Пальцы блуждают по лицу, замирая в самых чувствительных точках. Плечи, грудь, живот объединяет единый круговорот тепла. Рука приближается к единственной части тела, до сих пор остававшейся без внимания, останавливается и выдерживает паузу.
– Rich Americans and Japans think that it has been included. What do your think about it?[7]– произносит спокойный мелодичный голос.
Заданный вопрос перемешал в голове русские и английские слова, японцев и американцев, богатых и бедных и собственные координаты в осях указанного пространства. Почувствовав мое замешательство, она улыбнулась, поклонилась и вышла.
15
Два года назад в Рождество отец напился и не вернулся домой. Его нашли замерзшим, спасать было поздно. Я всё думаю, почему он такой сильный и замерз, а я маленький, но выжил? Может, я больше люблю жизнь, или она больше любит меня? Этот вопрос навсегда во мне. Почему в Христово Рождество все произошло? Может, отец тем бога прогневал, что все пил и душу свою губил? Но он неприкаянный был, как баян: то развернет свою душу – и тогда веселью края нет, то как гармонь заброшенная – сидит сутулый, обувь мастерит, а жизни нет в нем, будто крылья ему отрубили, как свиные копытца на Рождество. Дядя Семен все подмечал, мол, королевство ему маловато разгуляться негде, а мама говорит, смирения у него не было.
Заскрипела калитка, послышались шаги, мамин голос в сенях. В хату вошла немолодая женщина, на голове платок повязан, немного горбится.
– Ну что, милок, будем тебя лечить, ворожить, на ноги ставить. Ты так и знай, сегодня и пойдешь, а хворь твою изгоним и в дом боле не пустим. – Говорила она, как слово к слову вязала, и такая в ней сила, уверенность была – я сразу почувствовал, не случайно она пришла, что-то произойдет важное.
– Братья, а, братья, вам дело будет – дров нанести, печь растопить так, чтоб огнем дышала.

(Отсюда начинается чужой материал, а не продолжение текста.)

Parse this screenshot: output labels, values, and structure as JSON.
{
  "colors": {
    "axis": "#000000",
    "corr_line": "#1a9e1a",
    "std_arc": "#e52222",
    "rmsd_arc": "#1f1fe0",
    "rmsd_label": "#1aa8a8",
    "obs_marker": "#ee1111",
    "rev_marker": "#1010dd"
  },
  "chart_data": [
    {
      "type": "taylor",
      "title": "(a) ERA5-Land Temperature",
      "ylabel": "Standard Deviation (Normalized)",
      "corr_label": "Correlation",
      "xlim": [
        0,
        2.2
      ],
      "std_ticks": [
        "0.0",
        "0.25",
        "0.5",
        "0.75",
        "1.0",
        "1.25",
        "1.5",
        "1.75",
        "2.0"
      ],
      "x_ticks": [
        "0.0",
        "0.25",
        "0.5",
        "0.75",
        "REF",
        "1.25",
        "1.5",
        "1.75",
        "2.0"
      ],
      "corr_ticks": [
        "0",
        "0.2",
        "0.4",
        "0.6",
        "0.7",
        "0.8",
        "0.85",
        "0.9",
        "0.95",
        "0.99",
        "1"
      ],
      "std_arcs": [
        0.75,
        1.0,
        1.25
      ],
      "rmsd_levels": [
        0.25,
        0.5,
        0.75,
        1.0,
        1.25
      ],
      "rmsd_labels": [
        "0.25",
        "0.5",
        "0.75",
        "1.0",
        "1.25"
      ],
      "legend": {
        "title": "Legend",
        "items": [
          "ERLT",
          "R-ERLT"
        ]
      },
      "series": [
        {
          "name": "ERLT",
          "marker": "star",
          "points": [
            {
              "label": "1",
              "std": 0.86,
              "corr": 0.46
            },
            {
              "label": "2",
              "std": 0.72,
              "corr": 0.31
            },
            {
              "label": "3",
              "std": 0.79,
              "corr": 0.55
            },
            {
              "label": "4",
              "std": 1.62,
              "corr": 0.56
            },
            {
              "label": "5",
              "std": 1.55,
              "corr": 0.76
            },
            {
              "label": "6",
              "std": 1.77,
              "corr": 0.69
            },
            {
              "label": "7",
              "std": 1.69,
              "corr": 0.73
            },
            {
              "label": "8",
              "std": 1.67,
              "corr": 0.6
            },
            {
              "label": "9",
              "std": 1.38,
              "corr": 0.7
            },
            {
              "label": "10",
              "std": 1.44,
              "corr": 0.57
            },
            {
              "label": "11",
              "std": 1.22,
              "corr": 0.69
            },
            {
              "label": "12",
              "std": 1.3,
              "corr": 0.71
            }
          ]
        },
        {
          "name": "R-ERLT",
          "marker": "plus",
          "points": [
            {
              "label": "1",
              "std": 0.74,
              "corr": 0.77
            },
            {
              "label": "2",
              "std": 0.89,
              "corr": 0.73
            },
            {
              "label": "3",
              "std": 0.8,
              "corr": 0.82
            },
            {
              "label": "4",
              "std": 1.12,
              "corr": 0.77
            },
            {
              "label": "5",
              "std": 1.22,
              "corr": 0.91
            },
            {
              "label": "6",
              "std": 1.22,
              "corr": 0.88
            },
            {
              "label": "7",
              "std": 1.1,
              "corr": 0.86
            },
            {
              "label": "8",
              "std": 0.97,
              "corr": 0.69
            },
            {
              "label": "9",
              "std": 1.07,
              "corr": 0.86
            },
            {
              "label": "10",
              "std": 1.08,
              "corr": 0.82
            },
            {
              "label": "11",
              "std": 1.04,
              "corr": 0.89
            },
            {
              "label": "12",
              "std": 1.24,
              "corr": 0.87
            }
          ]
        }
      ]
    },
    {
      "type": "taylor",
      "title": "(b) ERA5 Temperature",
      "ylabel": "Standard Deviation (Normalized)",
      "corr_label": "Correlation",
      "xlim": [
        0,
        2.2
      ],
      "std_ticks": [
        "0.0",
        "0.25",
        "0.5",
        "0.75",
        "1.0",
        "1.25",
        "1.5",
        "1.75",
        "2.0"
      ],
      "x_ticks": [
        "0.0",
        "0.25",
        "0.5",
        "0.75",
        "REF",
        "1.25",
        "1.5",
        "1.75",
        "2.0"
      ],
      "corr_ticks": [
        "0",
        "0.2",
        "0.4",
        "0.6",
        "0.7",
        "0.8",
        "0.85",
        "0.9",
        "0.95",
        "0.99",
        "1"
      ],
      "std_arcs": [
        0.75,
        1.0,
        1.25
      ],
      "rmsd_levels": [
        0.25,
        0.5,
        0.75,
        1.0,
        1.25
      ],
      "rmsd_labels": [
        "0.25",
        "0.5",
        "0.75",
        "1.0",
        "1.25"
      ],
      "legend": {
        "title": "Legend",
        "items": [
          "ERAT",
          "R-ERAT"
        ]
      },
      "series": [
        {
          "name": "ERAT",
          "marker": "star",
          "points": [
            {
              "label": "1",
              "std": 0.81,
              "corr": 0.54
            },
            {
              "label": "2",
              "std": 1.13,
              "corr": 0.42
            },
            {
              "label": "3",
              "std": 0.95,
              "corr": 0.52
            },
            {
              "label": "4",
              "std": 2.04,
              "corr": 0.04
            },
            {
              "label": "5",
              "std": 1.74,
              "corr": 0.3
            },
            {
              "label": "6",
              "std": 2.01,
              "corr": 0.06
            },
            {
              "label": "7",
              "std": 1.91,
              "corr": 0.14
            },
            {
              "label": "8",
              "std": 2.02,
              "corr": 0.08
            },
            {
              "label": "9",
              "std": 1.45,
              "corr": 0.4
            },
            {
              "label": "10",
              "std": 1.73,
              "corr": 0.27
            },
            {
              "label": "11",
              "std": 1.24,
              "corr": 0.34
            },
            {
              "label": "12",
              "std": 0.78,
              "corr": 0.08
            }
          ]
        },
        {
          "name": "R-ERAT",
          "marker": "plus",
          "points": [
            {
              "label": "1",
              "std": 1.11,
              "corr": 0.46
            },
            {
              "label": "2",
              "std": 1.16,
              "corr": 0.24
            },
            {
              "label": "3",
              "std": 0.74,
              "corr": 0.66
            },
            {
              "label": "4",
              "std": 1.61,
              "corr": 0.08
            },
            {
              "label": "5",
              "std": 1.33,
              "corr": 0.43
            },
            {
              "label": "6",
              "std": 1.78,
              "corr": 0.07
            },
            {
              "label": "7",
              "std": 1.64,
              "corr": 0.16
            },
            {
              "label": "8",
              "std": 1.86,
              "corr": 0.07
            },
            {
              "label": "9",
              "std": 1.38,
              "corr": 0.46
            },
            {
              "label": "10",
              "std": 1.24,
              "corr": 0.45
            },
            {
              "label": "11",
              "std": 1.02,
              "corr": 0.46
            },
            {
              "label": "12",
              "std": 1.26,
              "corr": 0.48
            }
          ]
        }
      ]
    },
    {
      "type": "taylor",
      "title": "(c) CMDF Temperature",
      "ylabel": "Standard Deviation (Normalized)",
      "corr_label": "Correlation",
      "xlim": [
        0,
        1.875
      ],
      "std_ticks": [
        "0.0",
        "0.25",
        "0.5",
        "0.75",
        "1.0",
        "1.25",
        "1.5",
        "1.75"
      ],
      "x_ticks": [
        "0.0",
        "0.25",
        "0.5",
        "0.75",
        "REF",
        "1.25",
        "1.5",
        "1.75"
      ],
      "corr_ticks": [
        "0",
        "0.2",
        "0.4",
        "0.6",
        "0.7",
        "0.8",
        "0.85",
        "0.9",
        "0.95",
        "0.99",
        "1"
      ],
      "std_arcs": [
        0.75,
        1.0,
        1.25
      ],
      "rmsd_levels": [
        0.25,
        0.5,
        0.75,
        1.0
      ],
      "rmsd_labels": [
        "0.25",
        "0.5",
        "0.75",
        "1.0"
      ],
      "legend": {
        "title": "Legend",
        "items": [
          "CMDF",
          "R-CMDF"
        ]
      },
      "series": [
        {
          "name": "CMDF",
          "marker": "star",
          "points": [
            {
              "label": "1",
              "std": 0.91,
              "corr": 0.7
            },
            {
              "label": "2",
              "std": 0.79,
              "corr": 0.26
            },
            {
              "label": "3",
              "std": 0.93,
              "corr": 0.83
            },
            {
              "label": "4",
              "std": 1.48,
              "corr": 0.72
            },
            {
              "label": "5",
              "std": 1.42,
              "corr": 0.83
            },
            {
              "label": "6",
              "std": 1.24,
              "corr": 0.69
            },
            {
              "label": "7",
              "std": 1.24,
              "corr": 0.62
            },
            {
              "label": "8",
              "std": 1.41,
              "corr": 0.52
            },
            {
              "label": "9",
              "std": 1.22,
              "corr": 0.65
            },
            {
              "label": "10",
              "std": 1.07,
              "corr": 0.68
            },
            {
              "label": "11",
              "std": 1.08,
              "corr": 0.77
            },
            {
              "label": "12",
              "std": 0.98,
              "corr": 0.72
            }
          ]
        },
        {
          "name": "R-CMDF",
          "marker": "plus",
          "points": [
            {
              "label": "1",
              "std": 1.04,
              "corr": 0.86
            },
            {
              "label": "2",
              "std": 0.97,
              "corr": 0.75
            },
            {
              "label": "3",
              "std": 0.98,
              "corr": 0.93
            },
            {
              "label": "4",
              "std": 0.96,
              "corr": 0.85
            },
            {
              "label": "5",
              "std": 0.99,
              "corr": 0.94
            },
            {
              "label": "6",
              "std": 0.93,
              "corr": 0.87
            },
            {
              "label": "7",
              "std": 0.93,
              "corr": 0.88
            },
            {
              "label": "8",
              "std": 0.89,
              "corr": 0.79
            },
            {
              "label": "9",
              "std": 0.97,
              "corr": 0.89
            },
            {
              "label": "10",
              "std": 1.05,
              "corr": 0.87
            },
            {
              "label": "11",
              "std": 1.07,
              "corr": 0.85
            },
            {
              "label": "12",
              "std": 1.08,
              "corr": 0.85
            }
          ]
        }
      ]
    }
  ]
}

А ты, матушка, – обратилась она к маме, которая присела на скамейку и, как прилежная ученица, ждала указаний, – тестом займись. Софья Григорьевна, хлебов надо испечь и поболе дюжины, да такие, чтоб жаром дышали, а я помогать буду. Закваску неси и муку ржаную, немного медку понадобится.
Всё в доме задвигалось, все стали при деле, и как-то оно на добре было замешано – без принуждения, криков, все с охоткой старались. И мне тоже хотелось вместе с братьями бегать за дровами, раздувать огонь, подпрыгивать, чтоб он свои языки распускал, помогать маме тесто месить, приговаривая с любовью – хлеб заботу любит и поднимается оттого с радостью, – да в печь отправлять и ждать румяного.
– Пора перину на печь укладывать, Софья Григорьевна, покажи хлопцам, где взять. Две надобно, но сперва одну стелите.
По дому побежал запах теплого хлеба, но что-то в нем было необычное, какой-то густой, тягучий дух, может мед это, а может её приговоры. Она, пока хлеб пекся, все что-то бормотала – губы двигаются, а звуки невнятные, как мурлыкание, один за другой цепляются – не разобрать. А она увидела, что я прислушиваюсь, обернулась и говорит:
– Помни, хлеб всему голова – любовь положишь, и тебе обратно аукнется.
С печи раздался Пашкин голос:
– Тетя Марфа, перину разложили, дальше что делать?